During the summer adult weevils lay eggs in the seed pods of the puncture weed. In the spring the growing larvae feast on the seeds, killing them. Later the weevils even develop wings for a short time and follow seeds that the plants may have thrown to the wind. If there is a large crop of seeds, the weevils flourish along with their food supply. If there are more weevils than plant seeds, the little bugs simply die off. Thus nature maintains a delicate balance that allows neither the puncture weed nor its weevil to stir up a population explosion.
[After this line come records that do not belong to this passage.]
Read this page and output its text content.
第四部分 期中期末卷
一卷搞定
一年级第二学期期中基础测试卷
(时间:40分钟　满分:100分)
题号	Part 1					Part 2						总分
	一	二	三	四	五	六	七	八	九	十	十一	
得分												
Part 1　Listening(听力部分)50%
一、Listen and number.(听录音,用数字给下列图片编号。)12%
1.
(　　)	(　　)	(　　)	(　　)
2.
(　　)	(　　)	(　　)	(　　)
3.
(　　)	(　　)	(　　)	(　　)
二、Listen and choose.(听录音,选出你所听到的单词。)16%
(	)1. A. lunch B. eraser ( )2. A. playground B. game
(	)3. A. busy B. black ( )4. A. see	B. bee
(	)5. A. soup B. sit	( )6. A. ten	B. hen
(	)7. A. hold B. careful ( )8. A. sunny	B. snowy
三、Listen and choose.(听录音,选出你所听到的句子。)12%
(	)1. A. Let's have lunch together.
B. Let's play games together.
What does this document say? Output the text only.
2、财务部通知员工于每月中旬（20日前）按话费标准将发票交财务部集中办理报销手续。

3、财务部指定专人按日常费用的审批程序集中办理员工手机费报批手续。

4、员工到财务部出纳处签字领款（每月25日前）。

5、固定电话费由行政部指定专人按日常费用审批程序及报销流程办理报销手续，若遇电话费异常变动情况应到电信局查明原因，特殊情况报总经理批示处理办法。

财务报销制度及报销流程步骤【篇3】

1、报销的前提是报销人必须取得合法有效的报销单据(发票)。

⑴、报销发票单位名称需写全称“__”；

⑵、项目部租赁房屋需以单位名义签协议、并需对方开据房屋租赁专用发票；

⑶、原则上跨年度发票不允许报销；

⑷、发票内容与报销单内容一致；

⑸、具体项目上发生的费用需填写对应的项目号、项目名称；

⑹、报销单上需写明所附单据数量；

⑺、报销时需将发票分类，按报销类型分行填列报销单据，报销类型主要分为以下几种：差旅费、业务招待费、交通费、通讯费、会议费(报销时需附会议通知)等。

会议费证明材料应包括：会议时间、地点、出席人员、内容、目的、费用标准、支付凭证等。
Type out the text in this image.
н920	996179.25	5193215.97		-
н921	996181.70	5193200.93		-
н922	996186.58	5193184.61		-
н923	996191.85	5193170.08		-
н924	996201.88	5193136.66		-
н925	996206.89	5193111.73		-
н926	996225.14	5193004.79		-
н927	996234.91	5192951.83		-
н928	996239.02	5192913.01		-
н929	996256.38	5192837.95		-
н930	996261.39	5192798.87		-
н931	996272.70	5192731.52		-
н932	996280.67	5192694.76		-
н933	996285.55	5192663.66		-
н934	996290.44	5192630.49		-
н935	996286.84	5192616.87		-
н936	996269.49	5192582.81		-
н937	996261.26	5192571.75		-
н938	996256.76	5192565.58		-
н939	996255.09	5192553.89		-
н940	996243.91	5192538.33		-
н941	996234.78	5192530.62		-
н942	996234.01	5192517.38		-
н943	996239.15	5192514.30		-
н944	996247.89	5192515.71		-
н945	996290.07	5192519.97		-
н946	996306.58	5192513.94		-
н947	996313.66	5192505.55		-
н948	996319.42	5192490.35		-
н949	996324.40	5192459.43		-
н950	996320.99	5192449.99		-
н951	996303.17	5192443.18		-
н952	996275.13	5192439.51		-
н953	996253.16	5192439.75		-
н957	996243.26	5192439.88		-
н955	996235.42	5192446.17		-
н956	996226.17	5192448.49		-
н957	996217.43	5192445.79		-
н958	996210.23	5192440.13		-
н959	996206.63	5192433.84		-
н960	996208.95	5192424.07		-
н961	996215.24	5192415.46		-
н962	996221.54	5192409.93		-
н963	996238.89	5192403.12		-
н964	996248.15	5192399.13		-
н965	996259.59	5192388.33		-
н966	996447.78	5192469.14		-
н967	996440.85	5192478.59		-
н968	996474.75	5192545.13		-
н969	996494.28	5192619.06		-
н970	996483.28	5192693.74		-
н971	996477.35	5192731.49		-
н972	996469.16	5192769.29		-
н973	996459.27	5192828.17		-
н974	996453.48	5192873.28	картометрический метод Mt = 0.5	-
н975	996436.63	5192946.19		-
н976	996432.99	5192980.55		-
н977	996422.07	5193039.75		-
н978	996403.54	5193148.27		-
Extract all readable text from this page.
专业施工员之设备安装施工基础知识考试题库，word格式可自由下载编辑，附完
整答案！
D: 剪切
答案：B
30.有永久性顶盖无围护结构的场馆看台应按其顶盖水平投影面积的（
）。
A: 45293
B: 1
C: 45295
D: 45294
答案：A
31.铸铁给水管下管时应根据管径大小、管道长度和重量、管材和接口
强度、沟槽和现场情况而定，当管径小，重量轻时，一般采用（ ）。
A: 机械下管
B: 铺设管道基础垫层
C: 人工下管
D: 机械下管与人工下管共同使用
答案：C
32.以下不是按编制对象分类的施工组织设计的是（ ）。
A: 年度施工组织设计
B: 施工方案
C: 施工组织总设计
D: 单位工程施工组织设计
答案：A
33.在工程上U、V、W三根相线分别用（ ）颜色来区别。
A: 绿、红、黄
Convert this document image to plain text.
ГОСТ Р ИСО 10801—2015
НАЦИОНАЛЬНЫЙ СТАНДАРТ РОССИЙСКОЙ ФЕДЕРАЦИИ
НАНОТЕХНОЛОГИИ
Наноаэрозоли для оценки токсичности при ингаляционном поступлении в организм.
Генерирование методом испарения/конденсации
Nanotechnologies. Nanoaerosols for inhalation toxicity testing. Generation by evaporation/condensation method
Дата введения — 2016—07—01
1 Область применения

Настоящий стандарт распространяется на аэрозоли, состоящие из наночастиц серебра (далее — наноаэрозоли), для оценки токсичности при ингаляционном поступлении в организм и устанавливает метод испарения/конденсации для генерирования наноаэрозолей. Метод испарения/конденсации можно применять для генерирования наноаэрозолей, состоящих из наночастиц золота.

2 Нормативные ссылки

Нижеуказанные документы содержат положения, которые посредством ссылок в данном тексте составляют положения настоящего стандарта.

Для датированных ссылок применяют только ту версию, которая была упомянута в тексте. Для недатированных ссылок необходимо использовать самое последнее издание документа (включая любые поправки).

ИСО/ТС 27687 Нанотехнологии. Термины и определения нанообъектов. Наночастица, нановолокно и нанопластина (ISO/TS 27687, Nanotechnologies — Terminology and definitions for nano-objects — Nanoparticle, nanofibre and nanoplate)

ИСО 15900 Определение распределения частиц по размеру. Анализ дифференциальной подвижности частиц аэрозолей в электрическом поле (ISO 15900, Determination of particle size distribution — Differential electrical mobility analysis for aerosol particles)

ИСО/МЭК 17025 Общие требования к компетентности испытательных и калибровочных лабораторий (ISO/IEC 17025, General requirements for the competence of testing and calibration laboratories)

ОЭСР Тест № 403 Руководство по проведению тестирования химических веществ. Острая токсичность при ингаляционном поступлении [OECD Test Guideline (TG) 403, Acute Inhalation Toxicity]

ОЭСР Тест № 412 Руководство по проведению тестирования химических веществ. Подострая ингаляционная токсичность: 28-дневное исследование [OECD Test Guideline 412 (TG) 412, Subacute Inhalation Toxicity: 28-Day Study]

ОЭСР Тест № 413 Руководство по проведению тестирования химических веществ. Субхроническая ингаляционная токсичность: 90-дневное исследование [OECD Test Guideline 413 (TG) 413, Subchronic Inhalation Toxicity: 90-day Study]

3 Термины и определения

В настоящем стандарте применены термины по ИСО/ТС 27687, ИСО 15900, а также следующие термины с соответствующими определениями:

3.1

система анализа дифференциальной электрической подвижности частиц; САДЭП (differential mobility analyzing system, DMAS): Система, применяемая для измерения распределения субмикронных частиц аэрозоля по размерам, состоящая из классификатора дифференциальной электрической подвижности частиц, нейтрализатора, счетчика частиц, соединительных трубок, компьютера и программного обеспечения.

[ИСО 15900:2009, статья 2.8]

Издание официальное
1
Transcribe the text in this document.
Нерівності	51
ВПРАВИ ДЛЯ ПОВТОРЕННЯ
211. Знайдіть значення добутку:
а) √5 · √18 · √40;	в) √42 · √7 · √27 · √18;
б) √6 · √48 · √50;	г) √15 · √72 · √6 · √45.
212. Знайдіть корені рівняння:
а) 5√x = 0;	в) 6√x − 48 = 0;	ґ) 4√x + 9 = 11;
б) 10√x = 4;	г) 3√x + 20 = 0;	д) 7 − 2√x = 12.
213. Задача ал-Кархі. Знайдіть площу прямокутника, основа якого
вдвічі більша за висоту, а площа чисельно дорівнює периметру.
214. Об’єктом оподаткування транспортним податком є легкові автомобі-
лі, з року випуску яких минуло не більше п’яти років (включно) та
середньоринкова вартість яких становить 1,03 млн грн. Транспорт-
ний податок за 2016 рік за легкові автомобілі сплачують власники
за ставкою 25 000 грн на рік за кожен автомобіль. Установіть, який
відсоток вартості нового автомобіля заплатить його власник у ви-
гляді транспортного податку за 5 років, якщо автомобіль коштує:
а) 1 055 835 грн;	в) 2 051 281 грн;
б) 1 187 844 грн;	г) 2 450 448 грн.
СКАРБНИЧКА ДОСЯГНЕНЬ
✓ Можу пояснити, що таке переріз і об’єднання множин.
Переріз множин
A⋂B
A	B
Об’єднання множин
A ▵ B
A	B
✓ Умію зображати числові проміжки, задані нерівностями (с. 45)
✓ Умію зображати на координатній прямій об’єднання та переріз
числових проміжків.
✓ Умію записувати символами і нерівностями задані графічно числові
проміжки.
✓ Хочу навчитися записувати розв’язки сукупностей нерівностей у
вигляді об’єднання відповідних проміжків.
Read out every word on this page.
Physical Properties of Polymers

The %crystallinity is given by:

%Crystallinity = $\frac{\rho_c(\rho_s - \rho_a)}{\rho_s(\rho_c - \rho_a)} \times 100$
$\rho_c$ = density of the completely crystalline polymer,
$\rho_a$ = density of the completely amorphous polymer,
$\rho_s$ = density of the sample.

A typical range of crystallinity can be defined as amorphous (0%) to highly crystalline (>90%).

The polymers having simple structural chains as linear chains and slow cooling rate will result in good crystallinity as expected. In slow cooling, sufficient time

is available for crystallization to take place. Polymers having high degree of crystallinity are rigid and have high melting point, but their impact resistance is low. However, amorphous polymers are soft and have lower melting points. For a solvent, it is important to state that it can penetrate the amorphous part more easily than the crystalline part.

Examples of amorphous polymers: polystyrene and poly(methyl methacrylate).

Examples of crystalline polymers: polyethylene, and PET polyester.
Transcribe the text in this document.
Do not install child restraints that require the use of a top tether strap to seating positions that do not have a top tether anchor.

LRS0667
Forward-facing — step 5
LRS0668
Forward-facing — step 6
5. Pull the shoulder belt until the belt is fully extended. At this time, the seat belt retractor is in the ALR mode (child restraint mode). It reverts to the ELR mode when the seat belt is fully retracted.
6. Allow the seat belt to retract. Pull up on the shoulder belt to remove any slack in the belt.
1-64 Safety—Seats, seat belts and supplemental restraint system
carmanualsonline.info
Occasional Bite. For five years Holloway and Huffaker tempted the weevil with other plants. They found that the worst the weevils would do was to take an occasional bite out of alfalfa or flax if there was no puncture weed around, but they also discovered that the weevil’s larvae could only grow in the pods of puncture vines. Convinced that the weevils were safe enough for large-scale experiments, the biologists imported 15 from Italy early this year and turned them loose to feast on a private garden of puncture weed. Now they have a crop of more than 100,000 weevils which they are distributing in the Southwest. Says Holloway: “If one weevil had been imported into this country at the same time as the weed, there would never have been any trouble to start with.”

* Other names for the puncture weed: goat-head, Mexican sandburr, ground burr nut.